Deploy Workers on GPU-equipped instances for ML/AI workloads. GPU Workers should have limited concurrency due to GPU memory constraints.

File: worker_gpu.py

"""Worker for GPU-intensive ML Activities."""
import asyncio
import logging
from temporalio.client import Client
from temporalio.worker import Worker

from task_queues import GPU_ML_QUEUE
from activities import generate_embeddings, run_inference, train_model

logging.basicConfig(level=logging.INFO)

async def main():
    client = await Client.connect("localhost:7233")

    worker = Worker(
        client,
        task_queue=GPU_ML_QUEUE,
        activities=[generate_embeddings, run_inference, train_model],
        # Limited concurrency - GPU memory constraint
        # T4 16GB can typically handle 2-4 concurrent inference tasks
        max_concurrent_activities=2,
    )

    logging.info(f"Starting GPU worker on {GPU_ML_QUEUE}")
    await worker.run()

if __name__ == "__main__":
    asyncio.run(main())

Deployment guidance:

Deploy 2-3 instances of worker_gpu.py on GPU instances (g4dn.xlarge with NVIDIA T4, or p3.2xlarge with V100)
GPU Workers require:
- NVIDIA drivers (version 525.60 or later)
- CUDA toolkit (12.0 or later)
- ML frameworks (PyTorch, TensorFlow) with GPU support
Use container images: nvidia/cuda:12.0-cudnn8-runtime-ubuntu22.04 or pytorch/pytorch:2.0.0-cuda11.7-cudnn8-runtime
Monitor GPU memory usage - adjust max_concurrent_activities if OOM errors occur
Consider using GPU-optimized instance types based on model requirements (T4 for inference, V100/A100 for training)

Step 4: Configure Workers for high-memory analytics#

Deploy Workers on memory-optimized instances for Activities processing large datasets.

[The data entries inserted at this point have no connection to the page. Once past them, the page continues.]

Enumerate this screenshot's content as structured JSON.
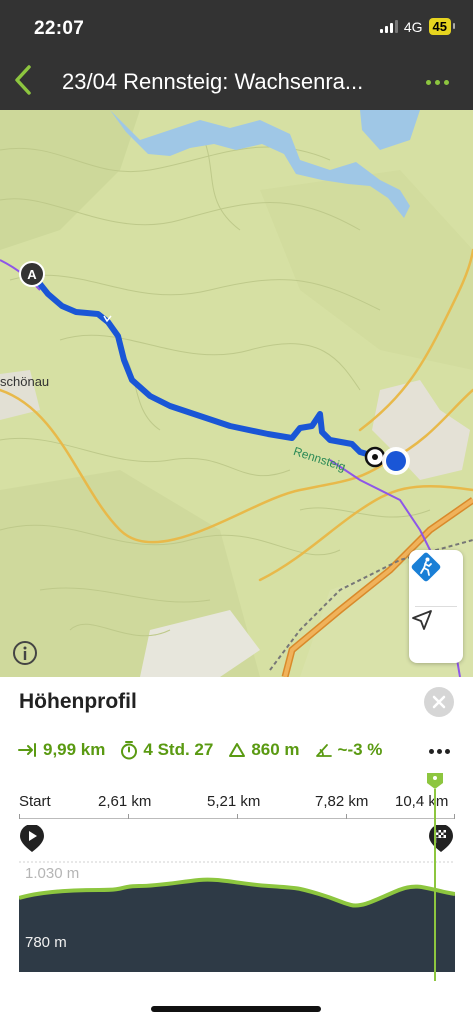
{
  "status_bar": {
    "time": "22:07",
    "network": "4G",
    "battery": "45"
  },
  "header": {
    "title": "23/04 Rennsteig: Wachsenra..."
  },
  "map": {
    "place_label": "schönau",
    "trail_label": "Rennsteig",
    "start_marker": "A",
    "route_color": "#1a56d6",
    "position_color": "#1a56d6"
  },
  "sheet": {
    "title": "Höhenprofil",
    "stats": {
      "distance": "9,99 km",
      "duration": "4 Std. 27",
      "ascent": "860 m",
      "gradient": "~-3 %"
    },
    "distance_axis": [
      "Start",
      "2,61 km",
      "5,21 km",
      "7,82 km",
      "10,4 km"
    ],
    "elevation_labels": {
      "high": "1.030 m",
      "low": "780 m"
    },
    "accent_color": "#5a9a12",
    "marker_color": "#8dc63f"
  },
  "icons": {
    "back": "chevron-left-icon",
    "more": "more-dots-icon",
    "hiking": "hiking-direction-icon",
    "locate": "location-arrow-icon",
    "info": "info-icon",
    "close": "close-icon",
    "start": "play-icon",
    "finish": "finish-flag-icon"
  }
}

File: worker_high_memory.py

"""Worker for high-memory data processing Activities."""
import asyncio
import logging
from temporalio.client import Client
from temporalio.worker import Worker

from task_queues import HIGH_MEMORY_QUEUE
from activities import process_large_dataset, aggregate_analytics, build_large_index

logging.basicConfig(level=logging.INFO)

async def main():
    client = await Client.connect("localhost:7233")

    worker = Worker(
        client,
        task_queue=HIGH_MEMORY_QUEUE,
        activities=[process_large_dataset, aggregate_analytics, build_large_index],
        # Limited concurrency due to high memory usage per activity
        # r5.2xlarge (64GB RAM) can handle ~10 concurrent activities using 5-6GB each
        max_concurrent_activities=10,
    )

    logging.info(f"Starting high-memory worker on {HIGH_MEMORY_QUEUE}")
    await worker.run()

if __name__ == "__main__":
    asyncio.run(main())

Deployment guidance:

Deploy 3-5 instances of worker_high_memory.py on memory-optimized instances (r5.2xlarge: 8 vCPU, 64GB RAM)
Adjust max_concurrent_activities based on per-activity memory usage to prevent OOM errors
Monitor memory utilization and swap usage
Consider using instances with local NVMe storage for faster I/O on large datasets

Step 5: Implement resource-aware routing in Workflows#

File: ml_pipeline_workflow.py

"""Workflow with resource-aware routing."""
from datetime import timedelta
from dataclasses import dataclass
from temporalio import workflow

with workflow.unsafe.imports_passed_through():
    from task_queues import STANDARD_CPU_QUEUE, GPU_ML_QUEUE, HIGH_MEMORY_QUEUE

@dataclass
class MLPipelineRequest:
    pipeline_id: str
    dataset_url: str
    model_type: str
    customer_id: str

@workflow.defn
class MLPipelineWorkflow:
    """
    ML pipeline workflow with resource-aware routing.

    Routes Activities to appropriate Worker pools based on resource requirements:
    - CPU queue: Data validation, preprocessing, result storage
    - GPU queue: Model training, inference, embeddings generation
    - High-memory queue: Large dataset processing, analytics aggregation
    """

    @workflow.run
    async def run(self, request: MLPipelineRequest) -> dict:
        workflow.logger.info(f"Starting ML pipeline {request.pipeline_id}")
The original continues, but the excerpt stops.